Onlarca defa yazdık.. “Bunların tümü, İç Hizmet Kanunu’na göre, yasak olan konuşmalardır. Yok mu bir savcı ki, çıkıp bu siyaset yapan generallerin ifadelerini alsın” diye..
O tarihlerde o yürekte savcı yokmuş.
Şimdi o savcılar çıktı..
Bu sefer de, “Askeriyeye planlı bir saldırı var” propagandası yapılmaya çalışılıyor.
Oysa ortada ne plan var, ne de karşı propaganda..
Generaller, o tarihlerdeki savcılardan aldıkları cesaretle, istedikleri gibi suç işliyorlardı.
Şimdi o pervasızlığa son verildi..
Olanlar, bundan ibarettir.
Dolayısı ile, bugün Seyfi Dede ile HSYK Başkanvekili arasındaki konuşmalar da, değil bütün olarak, tek bir cümlesi bile, o konuşmayı yapan yüksek yargıçla birlikte çalışan tüm yüksek yargıçların da sorumluluğunu gerektiren bir skandaldır.
Bugün bunlar soruşturulamıyor diye, kimse sevinmesin..
Tüm bunlar, mutlaka soruşturulacak.
Hatta bugün bunları soruşturmayanlar da soruşturulacak..
Bu ülkede, hukukun gereği yapılmaya başlandığında, göreceksiniz, o HSYK Başkanvekili de, onunla birlikte hareket edenler de , o konuşmaların tamamının hesabını vereceklerdir.
Hatta, yüksek yargıya seçilmesini sağladıkları tüm üyelerin dosyaları bile masanın üzerine yatırılacak, belki seçimleri bile iptal edilecektir.
Hukuk devleti olunacaksa, kimse buna “Yargıya baskı” da demeyecektir.

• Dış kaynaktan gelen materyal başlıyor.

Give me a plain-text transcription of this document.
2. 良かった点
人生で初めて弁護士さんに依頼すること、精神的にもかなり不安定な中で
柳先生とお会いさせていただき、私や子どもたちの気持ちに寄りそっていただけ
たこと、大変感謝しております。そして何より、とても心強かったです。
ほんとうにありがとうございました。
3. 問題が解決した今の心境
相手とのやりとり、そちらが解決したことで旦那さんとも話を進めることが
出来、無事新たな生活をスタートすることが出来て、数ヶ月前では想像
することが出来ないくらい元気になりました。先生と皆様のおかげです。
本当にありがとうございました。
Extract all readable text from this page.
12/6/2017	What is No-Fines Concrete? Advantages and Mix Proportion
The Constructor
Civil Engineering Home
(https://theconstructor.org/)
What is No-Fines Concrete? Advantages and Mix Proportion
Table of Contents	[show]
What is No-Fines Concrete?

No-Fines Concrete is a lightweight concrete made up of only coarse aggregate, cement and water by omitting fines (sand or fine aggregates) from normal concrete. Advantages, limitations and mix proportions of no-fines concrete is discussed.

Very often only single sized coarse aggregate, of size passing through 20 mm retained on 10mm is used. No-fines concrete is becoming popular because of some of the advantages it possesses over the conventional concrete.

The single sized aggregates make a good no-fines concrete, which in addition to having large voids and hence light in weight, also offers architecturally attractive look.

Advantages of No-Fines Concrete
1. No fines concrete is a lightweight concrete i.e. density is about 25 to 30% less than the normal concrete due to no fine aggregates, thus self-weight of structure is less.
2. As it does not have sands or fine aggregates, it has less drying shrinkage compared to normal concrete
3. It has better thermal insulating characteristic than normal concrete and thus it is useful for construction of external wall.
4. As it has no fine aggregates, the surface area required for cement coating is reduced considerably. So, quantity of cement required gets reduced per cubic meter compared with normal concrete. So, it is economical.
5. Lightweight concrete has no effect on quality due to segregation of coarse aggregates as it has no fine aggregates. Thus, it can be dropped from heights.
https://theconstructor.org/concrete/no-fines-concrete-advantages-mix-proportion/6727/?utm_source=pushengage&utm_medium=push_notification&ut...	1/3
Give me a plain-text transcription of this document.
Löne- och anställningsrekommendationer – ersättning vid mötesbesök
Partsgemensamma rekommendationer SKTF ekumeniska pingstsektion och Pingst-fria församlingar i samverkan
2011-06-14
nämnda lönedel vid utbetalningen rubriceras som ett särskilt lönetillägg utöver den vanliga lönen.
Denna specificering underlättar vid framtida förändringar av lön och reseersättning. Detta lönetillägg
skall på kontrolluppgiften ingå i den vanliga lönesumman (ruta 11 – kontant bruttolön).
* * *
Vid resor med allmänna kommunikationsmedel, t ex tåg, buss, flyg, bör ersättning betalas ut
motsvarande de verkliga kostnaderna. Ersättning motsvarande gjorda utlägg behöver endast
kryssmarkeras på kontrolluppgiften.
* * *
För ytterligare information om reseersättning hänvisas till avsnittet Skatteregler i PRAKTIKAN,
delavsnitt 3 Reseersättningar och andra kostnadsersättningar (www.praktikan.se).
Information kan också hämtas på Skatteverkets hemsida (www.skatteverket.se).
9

Diyemeyecektir.
Yargıya baskı, Seyfi Dede ile Kadir Baba arasındaki konuşmalardadır.
O konuşmaların yargılanmasında değil!
Hukuk devleti diyenler, yargı bağımsızlığı diyenler, azıcık utanma sahibi iseler, çıkıp ilan etmeliler: “HSYK Başkanvekili şu an, şu dakika istifa etsin”..
Bunu diyemiyorlarsa, yarın tüm bu skandallar soruşturulduğunda da, itiraz etmeye hakları olmayacaktır!